Kegiatan ini merupakan tindak lanjut langsung dari arahan Kepala Kantor Wilayah Kemenkum Jabar, Asep Sutandar, yang menekankan bahwa peran MPDN adalah garda terdepan dalam memastikan kepatuhan Notaris terhadap peraturan perundang-undangan guna menjaga marwah jabatan Notaris di masyarakat.
Dalam forum tersebut, Kepala Divisi Pelayanan Hukum Kemenkum Jabar, Hemawati BR Pandia, didampingi Kepala Bidang Pelayanan AHU, Ave Maria Sihombing, menginstruksikan penerapan prinsip zero blokir dalam pengisian Self Assessment Questionnaire (SRA) Tahun 2026. Untuk mendukung target tersebut, Kemenkum Jabar akan membentuk kelompok kerja (pokja) khusus yang bertugas melakukan monitoring dan evaluasi secara terstruktur. Hemawati menegaskan bahwa ketertiban administrasi bukan sekadar formalitas, melainkan kebutuhan mendasar dalam mewujudkan tata kelola organisasi yang akuntabel dan profesional di lingkungan wilayah Jawa Barat.

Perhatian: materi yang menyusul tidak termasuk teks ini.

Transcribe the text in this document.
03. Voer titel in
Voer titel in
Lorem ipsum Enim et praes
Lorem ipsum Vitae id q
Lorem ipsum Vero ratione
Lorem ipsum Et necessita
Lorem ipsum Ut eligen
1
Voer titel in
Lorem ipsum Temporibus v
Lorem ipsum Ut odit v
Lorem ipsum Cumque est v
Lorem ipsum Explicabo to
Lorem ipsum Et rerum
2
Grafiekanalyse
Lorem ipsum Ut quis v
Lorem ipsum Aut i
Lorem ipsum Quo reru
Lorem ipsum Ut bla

Selain fokus pada pengisian SRA, pertemuan ini juga membedah hasil rapat Majelis Pengawas Wilayah Notaris (MPWN) terkait penanganan pengaduan masyarakat dan inventarisasi permasalahan protokol Notaris yang belum diserahkan oleh pusat. Terkait pengawasan jaminan fidusia, Analis Hukum Muda Kemenkum Jabar, Zaki Fauzi Ridwan, menjelaskan penggunaan kanal digital "Kabayan Pasti" sebagai sarana pelaporan terintegrasi. Inovasi ini diharapkan mempermudah Notaris dalam menyampaikan laporan secara transparan sesuai dengan Surat Edaran Nomor AHU-AH.05-05 Tahun 2025 yang menjadi acuan terbaru dalam pendaftaran akta jaminan fidusia.
Sebagai langkah konkret ke depan, Kemenkum Jabar menyepakati penyusunan Standar Operasional Prosedur (SOP) pelaksanaan tugas MPDN yang ditargetkan rampung pada bulan mendatang. SOP ini akan menjadi panduan baku bagi seluruh tim satuan tugas dalam melaksanakan pengawasan yang lebih terencana dan terukur.
Dengan adanya sinergi yang kuat antara Kantor Wilayah Kemenkum Jabar, MPWN, dan MPDN, diharapkan segala potensi permasalahan hukum dapat diminimalisir, sekaligus memastikan perlindungan hukum bagi masyarakat pengguna jasa Notaris di Jawa Barat berjalan optimal.